Un stratège au cou court

Doit exister de temps en temps,

Sa poitrine touche son menton

Et sa nuque frôle son dos.


Sur un cou court, imperceptible

La tête tient plus commodément,

C'est plus dur de l'étrangler

Ou même au lasso de l'attraper.


Mais ils tendent bien le cou,

Dressés sur la pointe des pieds :

Pour voir mieux et plus loin

Il faut regarder par-delà les têtes.


Tu es un cheval ombrageux,

Même si tu voyais la lumière au loin,

Ta pose est incertaine et fragile

Et ton cou est bon pour la corde.


La première petite vipère venue

Compte déjà les vertèbres de ton cou.

On voit plus loin mais c'est imprudent

De vivre le cou découvert parmi les gens.

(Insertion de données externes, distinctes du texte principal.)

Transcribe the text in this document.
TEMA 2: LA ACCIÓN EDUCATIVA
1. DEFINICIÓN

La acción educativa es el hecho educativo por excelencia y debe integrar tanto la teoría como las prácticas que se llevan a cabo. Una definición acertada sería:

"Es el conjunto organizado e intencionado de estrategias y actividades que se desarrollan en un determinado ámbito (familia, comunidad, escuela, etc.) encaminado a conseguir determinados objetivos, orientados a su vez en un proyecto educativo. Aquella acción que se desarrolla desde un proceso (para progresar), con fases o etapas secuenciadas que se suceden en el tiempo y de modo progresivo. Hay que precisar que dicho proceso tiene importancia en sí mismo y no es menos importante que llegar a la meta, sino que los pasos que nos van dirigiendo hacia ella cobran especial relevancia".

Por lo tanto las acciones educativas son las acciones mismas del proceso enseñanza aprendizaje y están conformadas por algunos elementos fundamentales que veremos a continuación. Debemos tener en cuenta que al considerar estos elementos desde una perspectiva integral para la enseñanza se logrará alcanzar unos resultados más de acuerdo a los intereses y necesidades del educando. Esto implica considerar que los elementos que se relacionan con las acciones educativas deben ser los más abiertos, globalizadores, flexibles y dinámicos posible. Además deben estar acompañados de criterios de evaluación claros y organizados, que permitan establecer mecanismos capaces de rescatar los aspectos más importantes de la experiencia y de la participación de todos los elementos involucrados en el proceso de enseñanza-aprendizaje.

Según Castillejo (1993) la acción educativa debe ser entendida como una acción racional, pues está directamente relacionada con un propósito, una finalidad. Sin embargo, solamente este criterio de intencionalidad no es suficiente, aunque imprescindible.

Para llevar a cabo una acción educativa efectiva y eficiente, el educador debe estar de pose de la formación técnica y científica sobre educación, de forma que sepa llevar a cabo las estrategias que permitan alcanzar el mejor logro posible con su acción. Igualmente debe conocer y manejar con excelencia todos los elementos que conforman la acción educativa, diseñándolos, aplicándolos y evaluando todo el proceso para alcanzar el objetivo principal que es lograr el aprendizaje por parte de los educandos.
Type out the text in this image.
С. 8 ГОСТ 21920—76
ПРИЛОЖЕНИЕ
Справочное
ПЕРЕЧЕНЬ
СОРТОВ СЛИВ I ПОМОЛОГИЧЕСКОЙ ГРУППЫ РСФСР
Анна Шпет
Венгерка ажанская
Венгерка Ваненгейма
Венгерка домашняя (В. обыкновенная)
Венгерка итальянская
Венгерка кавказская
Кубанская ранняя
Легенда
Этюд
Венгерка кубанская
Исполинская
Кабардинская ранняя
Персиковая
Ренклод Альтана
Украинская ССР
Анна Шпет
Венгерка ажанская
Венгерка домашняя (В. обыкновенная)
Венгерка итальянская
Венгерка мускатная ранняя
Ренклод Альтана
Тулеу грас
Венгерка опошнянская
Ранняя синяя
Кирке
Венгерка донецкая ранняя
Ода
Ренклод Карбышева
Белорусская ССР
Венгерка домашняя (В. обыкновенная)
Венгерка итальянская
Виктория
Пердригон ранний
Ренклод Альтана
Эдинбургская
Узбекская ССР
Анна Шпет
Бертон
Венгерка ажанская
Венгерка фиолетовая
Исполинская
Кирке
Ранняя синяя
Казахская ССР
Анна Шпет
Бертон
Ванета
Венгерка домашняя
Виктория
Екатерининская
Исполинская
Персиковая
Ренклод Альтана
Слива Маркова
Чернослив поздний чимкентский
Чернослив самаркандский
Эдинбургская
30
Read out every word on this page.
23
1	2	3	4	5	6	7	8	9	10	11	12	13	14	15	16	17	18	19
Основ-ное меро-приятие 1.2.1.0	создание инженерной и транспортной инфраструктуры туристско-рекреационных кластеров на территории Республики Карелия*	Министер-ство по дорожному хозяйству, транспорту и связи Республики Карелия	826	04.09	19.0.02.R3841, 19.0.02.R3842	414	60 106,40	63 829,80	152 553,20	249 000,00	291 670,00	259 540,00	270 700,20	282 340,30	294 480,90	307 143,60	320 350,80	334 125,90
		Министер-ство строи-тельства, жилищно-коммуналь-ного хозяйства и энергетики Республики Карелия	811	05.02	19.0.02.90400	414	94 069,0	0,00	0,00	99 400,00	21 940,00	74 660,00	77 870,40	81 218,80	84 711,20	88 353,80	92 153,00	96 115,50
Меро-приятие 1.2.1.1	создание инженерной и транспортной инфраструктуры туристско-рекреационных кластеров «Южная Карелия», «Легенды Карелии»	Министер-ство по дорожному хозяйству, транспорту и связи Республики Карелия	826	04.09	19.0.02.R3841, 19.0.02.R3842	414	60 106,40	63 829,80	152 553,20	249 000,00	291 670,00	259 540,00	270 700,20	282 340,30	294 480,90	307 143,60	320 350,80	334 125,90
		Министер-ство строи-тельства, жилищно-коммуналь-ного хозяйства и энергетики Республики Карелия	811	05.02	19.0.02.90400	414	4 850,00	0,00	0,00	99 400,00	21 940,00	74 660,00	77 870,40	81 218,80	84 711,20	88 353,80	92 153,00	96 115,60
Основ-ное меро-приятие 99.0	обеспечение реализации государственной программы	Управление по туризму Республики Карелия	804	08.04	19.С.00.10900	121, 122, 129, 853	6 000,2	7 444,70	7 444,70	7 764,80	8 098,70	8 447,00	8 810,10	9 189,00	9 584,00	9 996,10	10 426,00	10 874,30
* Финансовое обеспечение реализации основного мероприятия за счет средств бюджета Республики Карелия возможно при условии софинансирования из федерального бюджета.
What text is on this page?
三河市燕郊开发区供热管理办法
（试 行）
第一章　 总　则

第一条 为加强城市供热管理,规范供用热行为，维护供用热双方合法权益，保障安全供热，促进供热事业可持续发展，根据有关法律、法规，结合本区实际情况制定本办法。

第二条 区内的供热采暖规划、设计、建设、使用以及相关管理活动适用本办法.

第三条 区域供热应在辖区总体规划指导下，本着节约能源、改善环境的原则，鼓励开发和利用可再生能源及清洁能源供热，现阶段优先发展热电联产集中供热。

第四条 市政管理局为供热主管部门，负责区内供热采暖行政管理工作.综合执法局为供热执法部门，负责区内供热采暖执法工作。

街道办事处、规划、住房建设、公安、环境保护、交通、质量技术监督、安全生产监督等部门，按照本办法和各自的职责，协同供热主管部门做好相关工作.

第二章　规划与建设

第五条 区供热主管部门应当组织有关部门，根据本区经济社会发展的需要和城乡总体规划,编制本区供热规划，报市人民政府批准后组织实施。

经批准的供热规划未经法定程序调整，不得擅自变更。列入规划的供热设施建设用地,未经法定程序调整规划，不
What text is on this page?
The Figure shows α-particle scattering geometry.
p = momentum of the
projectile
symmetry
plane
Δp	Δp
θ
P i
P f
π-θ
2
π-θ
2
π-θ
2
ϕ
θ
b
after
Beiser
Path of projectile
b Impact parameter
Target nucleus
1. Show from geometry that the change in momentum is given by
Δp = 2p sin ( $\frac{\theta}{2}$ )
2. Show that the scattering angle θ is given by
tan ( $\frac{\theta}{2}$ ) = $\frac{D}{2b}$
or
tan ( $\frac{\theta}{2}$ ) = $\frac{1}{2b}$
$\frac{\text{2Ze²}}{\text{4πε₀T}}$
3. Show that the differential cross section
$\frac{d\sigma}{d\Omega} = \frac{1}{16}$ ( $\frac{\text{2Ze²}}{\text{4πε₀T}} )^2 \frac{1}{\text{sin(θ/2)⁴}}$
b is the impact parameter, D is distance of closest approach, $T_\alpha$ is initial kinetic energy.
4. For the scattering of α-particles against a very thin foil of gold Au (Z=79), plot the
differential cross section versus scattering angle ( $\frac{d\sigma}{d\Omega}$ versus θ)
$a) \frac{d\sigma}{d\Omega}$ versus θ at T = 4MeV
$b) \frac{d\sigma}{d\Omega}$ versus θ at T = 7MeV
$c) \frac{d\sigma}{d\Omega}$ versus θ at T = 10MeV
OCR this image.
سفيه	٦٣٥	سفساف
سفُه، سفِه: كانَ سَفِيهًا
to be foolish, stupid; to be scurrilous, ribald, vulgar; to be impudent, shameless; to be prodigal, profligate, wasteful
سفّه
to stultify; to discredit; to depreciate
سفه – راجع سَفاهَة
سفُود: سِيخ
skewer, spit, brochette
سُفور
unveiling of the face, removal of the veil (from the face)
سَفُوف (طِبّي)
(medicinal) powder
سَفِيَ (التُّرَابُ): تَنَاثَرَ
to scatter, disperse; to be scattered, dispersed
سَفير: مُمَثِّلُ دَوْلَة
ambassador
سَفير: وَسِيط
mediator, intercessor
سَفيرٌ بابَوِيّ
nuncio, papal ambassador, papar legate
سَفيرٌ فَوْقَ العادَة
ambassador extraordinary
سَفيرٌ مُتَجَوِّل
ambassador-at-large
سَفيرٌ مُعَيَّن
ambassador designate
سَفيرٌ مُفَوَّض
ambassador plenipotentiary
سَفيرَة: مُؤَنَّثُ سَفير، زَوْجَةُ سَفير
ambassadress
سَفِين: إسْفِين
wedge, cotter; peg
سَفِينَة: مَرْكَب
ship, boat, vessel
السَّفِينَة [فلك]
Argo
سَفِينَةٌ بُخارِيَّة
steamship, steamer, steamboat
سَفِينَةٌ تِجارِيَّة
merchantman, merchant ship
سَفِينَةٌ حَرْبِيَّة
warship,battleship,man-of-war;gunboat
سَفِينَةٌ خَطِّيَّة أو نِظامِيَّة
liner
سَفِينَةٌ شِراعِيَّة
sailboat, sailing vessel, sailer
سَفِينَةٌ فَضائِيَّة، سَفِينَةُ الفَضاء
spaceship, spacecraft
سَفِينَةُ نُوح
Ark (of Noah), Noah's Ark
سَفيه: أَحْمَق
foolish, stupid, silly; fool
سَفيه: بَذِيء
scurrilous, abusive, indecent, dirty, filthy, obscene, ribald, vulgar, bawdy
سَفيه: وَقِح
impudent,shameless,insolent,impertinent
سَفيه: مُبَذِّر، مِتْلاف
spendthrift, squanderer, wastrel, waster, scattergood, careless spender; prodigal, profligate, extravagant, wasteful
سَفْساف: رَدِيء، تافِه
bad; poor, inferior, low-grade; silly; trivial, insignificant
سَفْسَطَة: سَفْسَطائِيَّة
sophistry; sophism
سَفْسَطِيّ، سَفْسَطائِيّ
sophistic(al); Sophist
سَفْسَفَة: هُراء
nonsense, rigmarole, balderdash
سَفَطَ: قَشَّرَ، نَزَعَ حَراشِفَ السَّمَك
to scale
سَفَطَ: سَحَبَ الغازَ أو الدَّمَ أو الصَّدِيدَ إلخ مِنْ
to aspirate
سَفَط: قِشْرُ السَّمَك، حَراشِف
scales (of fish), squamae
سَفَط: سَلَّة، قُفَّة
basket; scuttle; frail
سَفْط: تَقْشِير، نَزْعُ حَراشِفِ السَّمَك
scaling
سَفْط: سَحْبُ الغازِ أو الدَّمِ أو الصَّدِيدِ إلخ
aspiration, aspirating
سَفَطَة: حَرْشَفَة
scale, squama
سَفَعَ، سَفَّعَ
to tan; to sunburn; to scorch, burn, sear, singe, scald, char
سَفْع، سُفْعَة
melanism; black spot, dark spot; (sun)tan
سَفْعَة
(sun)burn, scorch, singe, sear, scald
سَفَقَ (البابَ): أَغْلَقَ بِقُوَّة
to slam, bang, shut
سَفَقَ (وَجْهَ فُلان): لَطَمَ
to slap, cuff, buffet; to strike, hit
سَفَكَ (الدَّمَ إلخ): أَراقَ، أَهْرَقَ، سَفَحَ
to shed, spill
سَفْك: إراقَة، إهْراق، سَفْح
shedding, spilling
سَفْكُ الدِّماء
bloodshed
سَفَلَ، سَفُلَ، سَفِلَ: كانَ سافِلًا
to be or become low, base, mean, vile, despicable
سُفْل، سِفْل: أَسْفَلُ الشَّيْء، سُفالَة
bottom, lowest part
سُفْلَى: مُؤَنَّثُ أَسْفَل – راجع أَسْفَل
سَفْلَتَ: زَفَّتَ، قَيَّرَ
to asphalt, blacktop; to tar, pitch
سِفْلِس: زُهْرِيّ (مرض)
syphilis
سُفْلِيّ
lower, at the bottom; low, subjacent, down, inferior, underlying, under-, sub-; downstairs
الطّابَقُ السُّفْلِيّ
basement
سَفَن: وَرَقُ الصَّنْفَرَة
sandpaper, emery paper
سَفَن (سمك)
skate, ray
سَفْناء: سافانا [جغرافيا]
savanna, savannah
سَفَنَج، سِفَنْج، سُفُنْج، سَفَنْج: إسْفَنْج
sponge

Mais ils tendent bien le cou,

Dressés sur la pointe des pieds ;

Pour voir mieux et plus loin

Il faut regarder par-delà les têtes.


Tu te cabres et tu lances un défi,

Tu t'offres ainsi au couteau du boucher,

Un authentique stratège en vérité

Martèle la terre de plein pied.


L'Asie est le pays des embuscades

Le demi-dieu ne peut pas admettre

Que des malins le prennent à revers

Et le renversent du premier coup.


Mais ils tendent bien le cou,

Dressés sur la pointe des pieds ;

Pour voir mieux et plus loin

Il faut regarder par-delà les têtes.


Les nerfs se relâchent, comme une bride

Qui ne retient ni ne garde plus rien ;

Un sécateur se glisse sous tes jambes

Et une paume ouverte traîne sur ton cou.


On peut rentrer avec mélancolie

Sa tête dans ses épaules sans risque,

Mais c'est vraiment très laid

De marcher la tête rétractée.


Mais ils tendent bien le cou,

Dressés sur la pointe des pieds ;

Pour voir mieux et plus loin

Il faut regarder par-delà les têtes.


Un vieux sage m'a raconté

Cette vieille parabole orientale

Et j'ai murmuré en mesurant mon cou :

"Même les contes ici sont cruels."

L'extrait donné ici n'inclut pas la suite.